I’m making this a live document of sorts that I’ll continue to update as my understanding of the philosophy continues to evolve. Maintaining this in listicle format to make it easy to write and ingest. Dont @ me.
As someone that maintains and sets up the infrastructure that an organisation needs, what do I need to give a 💩 about? (in no particular order)
1) Do You Understand the State of Everything in the Existence of Everything That You’ve Made?
Convoluted sub-title aside, what I’m trying to say is that we should give a 💩 about knowing exactly what we’re running within the ecosystem that we maintain. i.e.:
- How many servers are we running?
- Where are they running?
- How are they running?
- Who owns it?
- Is it up-to-date?
- How much does it cost?
What gives us this kind of visibility is the investment in centralised observability.

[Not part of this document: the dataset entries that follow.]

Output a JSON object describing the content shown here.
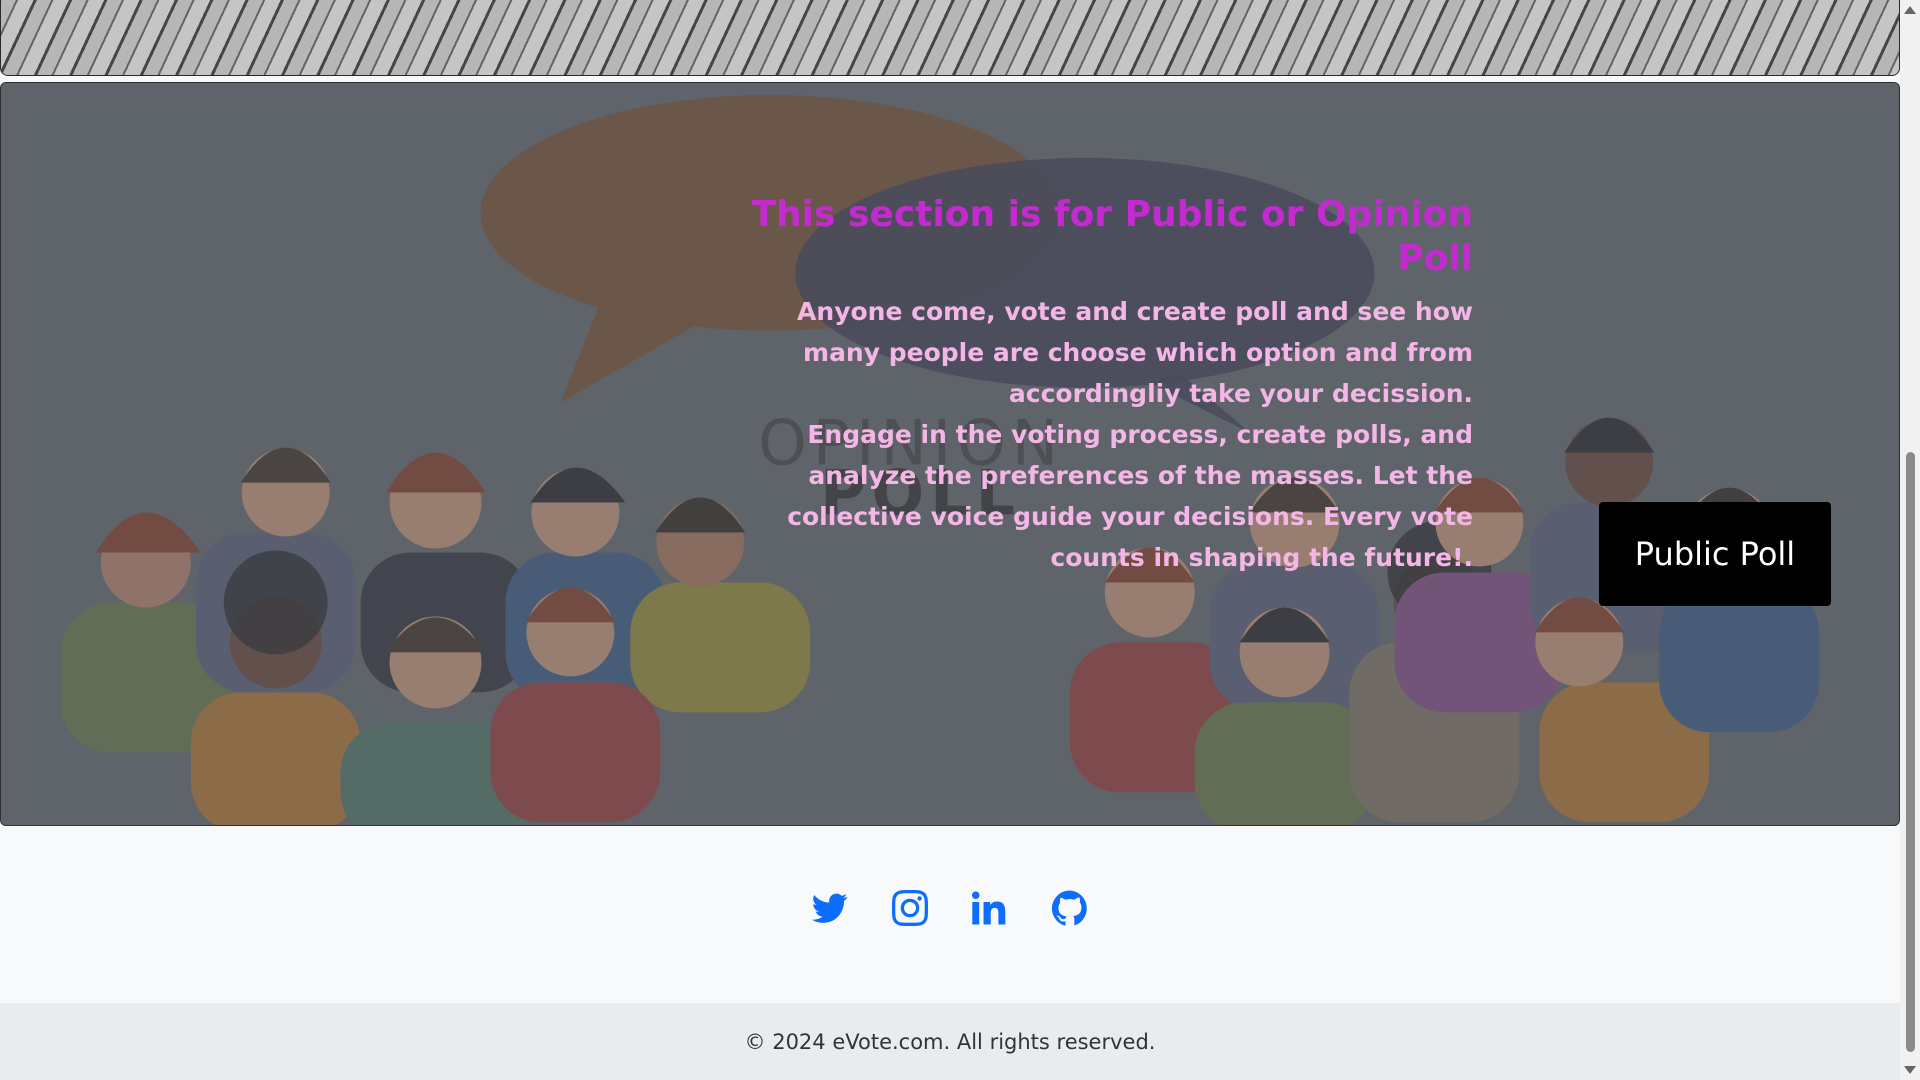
{
  "poll_section": {
    "title": "This section is for Public or Opinion Poll",
    "paragraph": "Anyone come, vote and create poll and see how many people are choose which option and from accordingliy take your decission.",
    "paragraph2": "Engage in the voting process, create polls, and analyze the preferences of the masses. Let the collective voice guide your decisions. Every vote counts in shaping the future!.",
    "button_label": "Public Poll",
    "illustration_text": [
      "OPINION",
      "POLL"
    ],
    "colors": {
      "title": "#c42ad0",
      "text": "#f3b6e6",
      "button_bg": "#000000"
    }
  },
  "social": {
    "icons": [
      "twitter-icon",
      "instagram-icon",
      "linkedin-icon",
      "github-icon"
    ],
    "color": "#0d6efd"
  },
  "footer": {
    "text": "© 2024 eVote.com. All rights reserved."
  }
}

2) Invest in Great Tooling
As most organisations begin to grow, the scripts that we once used to deploy our applications no longer fit the complexity of the ecosystem that we have gradually created over the years. Whether this is with a team setting up the tooling that allows development teams the flexibility to work within a more standardised platform, there needs to be a sense of complete ownership of the platform that the devs are interacting with.
3) Trimming the Fat
Focus on spending time identifying the infra that isn’t being used or that isn’t delivering value to the business, and get rid of it. Get into the habit of treating your infrastucture as ephemeral, and get rid of the things you no longer need. Your sanity managing all of that infra, your security engineer will be happier with a smaller threat landscape, and your AWS bill will remain maintainable.
4) What Are Our Feature Lead Times?
Is the complexity of our ecosystem impeding products’ ability to deliver more features? How do we make this as effortless as possible without sacrificing stability and security?
5) How Comfortable Are Devs with Owning Their Apps End to End?
Give a 💩 about teams being comfortable with teams owning their applications end-to-end. This means, owning development, testing, deployments, maintenance, and on-call.
6) Is Reliability a Requirement?
Give a 💩 about making reliability a requirement. If your engineers are spending every morning fixing up an environment because it can’t successfully recover, make some time to fix it before it becomes a much bigger problem.
7) Do We Have the Right Security Controls in Place?
One often forgotten thing to focus on in most organisations is making security the easy thing to do. If you’re requiring developers to fill out some kind of spreadsheet and update data flow diagrams with every release they try to make, you’re doing it wrong. Invest in automating security controls like:
- container scanning
- port scanning
- dynamic/static code analysis
- put the right controls in place on the IAM roles devs are making for their apps.
- get a good secrets management solution in place
This is by far one of the hardest things to do in order to maintain operational efficacy as well as security in an organisation.